Matias Zamora with Bryan Rowland ('17), Kelsea Raether ('17) and Visiting Professor Cheryl Fairbanks.

Mr. Zamora said he initially viewed jurors as “cardboard faces.” When he spent time getting to know them and relate more to them, he saw them as real human beings trying to do an honest job.

Judge Zamora said she learned that lesson the hard way when she was working with her father.  She had prepared her questions for a witness she was about to depose and forgot them in her office.  As she was walking back towards the conference room her father asked her what she was doing.  She informed him that she had forgotten her questions and was headed to the deposition. He threw her notes away and told her if you don’t know your case well enough to carry a conversation with this witness, then you had no business setting the deposition. “I realized how distracting it was to keep looking down at a paper with questions on it,” said Judge Zamora. “The person you’re interviewing looks down at your paper, too. It’s much better to engage them in a conversation and then start asking questions naturally.”

Be professional

Mr. Zamora had extensive experience getting along well with opposing attorneys. He recounted a story of driving to an out-of-town courtroom with the opposing attorney, sharing the same hotel, arguing their cases during the day, then going out to dinner together. If the opposing counsel is nasty, don’t get caught up in it. It’s important to be professional at all times.
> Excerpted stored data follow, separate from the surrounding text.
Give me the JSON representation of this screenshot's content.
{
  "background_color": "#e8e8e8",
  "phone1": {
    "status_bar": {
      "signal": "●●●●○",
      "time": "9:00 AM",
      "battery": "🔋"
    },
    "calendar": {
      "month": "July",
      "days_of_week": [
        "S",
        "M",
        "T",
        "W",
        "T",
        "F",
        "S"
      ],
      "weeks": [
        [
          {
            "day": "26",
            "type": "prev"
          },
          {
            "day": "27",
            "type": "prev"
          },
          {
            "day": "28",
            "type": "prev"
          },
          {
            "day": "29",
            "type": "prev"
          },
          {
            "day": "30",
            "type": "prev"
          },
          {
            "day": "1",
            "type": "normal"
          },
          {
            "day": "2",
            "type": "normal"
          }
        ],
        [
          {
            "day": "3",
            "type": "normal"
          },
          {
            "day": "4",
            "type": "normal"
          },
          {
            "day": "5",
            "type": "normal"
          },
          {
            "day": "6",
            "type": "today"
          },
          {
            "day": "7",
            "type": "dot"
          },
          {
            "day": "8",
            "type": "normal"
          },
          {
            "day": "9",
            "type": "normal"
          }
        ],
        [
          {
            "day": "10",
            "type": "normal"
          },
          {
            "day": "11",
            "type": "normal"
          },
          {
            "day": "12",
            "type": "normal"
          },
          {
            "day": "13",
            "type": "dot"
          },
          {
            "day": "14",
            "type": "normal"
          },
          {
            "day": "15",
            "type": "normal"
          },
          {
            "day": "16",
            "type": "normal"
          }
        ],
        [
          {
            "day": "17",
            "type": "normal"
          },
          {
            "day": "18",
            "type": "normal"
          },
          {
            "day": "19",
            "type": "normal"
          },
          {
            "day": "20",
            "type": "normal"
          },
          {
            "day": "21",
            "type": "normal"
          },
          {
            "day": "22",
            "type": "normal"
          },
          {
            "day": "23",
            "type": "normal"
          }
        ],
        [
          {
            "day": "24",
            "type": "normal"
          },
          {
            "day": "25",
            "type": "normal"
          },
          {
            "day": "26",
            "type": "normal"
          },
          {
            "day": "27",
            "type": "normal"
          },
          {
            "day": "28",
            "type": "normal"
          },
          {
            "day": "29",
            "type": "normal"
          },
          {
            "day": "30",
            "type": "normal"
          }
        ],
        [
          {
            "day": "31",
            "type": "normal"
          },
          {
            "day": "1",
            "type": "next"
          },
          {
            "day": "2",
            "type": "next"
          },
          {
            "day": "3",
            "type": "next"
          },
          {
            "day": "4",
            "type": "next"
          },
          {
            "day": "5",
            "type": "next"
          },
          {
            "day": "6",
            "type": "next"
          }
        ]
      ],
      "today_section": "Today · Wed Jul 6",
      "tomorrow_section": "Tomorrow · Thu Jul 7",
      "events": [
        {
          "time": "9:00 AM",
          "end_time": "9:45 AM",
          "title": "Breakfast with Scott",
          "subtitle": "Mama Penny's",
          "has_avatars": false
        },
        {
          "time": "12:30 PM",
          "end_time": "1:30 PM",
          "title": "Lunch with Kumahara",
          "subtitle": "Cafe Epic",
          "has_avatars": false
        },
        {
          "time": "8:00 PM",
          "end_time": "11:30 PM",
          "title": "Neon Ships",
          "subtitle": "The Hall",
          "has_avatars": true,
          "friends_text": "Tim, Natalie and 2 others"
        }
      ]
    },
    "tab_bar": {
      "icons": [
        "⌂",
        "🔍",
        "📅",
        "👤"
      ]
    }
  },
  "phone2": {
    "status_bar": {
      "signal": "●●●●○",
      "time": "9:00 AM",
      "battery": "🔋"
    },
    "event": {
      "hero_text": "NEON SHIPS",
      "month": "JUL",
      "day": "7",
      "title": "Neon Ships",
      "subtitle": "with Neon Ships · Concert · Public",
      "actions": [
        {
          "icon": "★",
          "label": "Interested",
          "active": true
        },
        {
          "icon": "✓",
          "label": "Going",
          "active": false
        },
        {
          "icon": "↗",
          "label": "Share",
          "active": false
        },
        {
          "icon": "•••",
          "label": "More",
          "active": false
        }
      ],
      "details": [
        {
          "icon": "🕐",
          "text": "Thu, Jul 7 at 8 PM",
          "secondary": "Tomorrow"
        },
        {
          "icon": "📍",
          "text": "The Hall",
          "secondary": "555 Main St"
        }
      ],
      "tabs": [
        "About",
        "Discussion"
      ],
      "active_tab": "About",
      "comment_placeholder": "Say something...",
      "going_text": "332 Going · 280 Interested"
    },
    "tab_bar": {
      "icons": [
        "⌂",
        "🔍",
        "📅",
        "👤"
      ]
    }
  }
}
Use your creativity and imagination

Effective advocates need to use their creativity and imagination more, especially in the courtroom. Judge Zamora shared how she effectively developed an accident reconstruction to demonstrate difficult concepts to the judge and jury.

“We don’t use our imagination enough as lawyers, but it’s so important,” said Fairbanks.

Parting words

Afterwards, the Zamoras chatted with the students and congratulated them on their time in Clinic. Mr. Zamora concluded, “Be active in the State Bar, stay close to your law school and join professional organizations.”